Sunday, November 4, 2012

Why politicians lie

This explains so much about politics and government (written by an Australian economics professor, but applicable in the US to Democrats and Republicans alike):

We demand of our politicians that they share the same beliefs as we do, even if they are ridiculous beliefs, and that they explain everything as favourably for our self-esteem as possible, including our undoubted victory in the next war and the end to poverty within our lifetime. The impossible promises given out regarding war and poverty are repeated for almost anything. For instance, we all want good schools, but we don’t want to pay for them or accept that to really improve the education of the majority means letting go of other ideals, such as the ‘no kid behind’ doctrine that in reality translates into an extremely low base level of learning. We want our cakes and eat it, so we fully expect to see many new initiatives that promise improvement but not much change in reality. Similarly, anything that we as a group have agreed is objectionable or desirable is something we expect our politicians to promise to remove or provide. Politicians are thereby mandated to promise us to remove poverty and climate change, whilst they will deliver economic growth and justice. . . .

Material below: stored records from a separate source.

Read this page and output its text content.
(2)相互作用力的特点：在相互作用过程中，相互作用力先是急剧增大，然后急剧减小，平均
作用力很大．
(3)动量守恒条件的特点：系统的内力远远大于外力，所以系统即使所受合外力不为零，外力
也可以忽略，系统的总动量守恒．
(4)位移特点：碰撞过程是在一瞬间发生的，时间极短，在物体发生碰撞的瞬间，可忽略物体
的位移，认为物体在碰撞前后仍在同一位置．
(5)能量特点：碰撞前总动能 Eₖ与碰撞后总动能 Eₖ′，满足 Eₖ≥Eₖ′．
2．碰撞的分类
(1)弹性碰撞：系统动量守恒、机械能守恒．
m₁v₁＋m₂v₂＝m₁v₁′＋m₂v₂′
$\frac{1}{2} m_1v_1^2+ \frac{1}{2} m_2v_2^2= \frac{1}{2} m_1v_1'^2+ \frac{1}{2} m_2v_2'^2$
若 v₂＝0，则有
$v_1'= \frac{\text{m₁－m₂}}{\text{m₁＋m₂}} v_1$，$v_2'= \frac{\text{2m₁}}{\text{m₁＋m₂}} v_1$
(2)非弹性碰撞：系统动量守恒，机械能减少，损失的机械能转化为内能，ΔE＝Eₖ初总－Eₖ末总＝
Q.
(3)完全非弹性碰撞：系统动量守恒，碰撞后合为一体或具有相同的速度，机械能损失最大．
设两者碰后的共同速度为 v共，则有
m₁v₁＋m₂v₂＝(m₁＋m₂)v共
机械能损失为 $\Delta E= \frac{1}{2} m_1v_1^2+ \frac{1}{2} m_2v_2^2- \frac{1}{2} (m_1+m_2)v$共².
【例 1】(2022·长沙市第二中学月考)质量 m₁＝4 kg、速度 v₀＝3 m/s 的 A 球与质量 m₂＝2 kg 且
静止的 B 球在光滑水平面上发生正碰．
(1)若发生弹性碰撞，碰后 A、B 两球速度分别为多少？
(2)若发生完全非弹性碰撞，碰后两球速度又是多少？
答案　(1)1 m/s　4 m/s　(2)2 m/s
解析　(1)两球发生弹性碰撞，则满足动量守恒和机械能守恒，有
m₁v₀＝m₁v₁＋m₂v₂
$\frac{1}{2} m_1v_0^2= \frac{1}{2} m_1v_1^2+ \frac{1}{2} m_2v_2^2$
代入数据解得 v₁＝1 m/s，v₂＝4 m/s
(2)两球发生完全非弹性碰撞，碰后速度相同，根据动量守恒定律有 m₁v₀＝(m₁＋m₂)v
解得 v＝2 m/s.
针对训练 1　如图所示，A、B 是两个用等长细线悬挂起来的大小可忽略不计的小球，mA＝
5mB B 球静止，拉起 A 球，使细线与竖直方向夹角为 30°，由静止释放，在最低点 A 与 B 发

Whether or not politicians are actually able to generate 100,000 jobs or not is also irrelevant. What matters is whether the majority of the population believes such job-creation is possible. Hence the limits to lies are given by the education and intelligence of the population. The population knows full well that politicians cannot overnight make their husbands and wives more attractive and caring, and would thus quickly brand any politician promising such things a liar. . . . So the politicians must be honest about their inability to improve husbands and lie about the effect of their policies on climate change. . . .

If you are good at reading the hidden desires and proclivities of your population, you win elections and thus ensure you and your party thousands of cushy jobs and all the associated trappings of power. The competitive nature of politics furthermore ensures a continuous search for storylines that gather political support. Those storylines are sought from the wide world of truth and fantasy alike: whatever is believed and is popular goes – the truth in one instance, a complete fabrication in another. The political process is thereby a search for popular truths and lies and will deliver both in ample measure.
The comments about education remind me of this passage by the British philosopher A.C. Grayling in Meditations for the Humanist: Ethics for a Secular Age (162):
Although there are few if any true democracies in the world — most dispensations claiming that name are elective oligarchies — the democratic spirit nevertheless invests Western life, for good and ill both. The good resides in the pressure to treat everyone fairly, the ill resides in the pressure to treat everyone alike. This latter is a levelling tendency, a downward thrust, which dislikes excellence because it raises mountains where the negative-democratic spirit wishes to see only plains. But democracy should not aim to reduce people and their achievements to a common denomniator; it should aim to raise them, ambitiously and dramatically, as close as possible to an ideal. And that means, among other things, having institutions, especially of learning, which are the best and most demanding of their kind.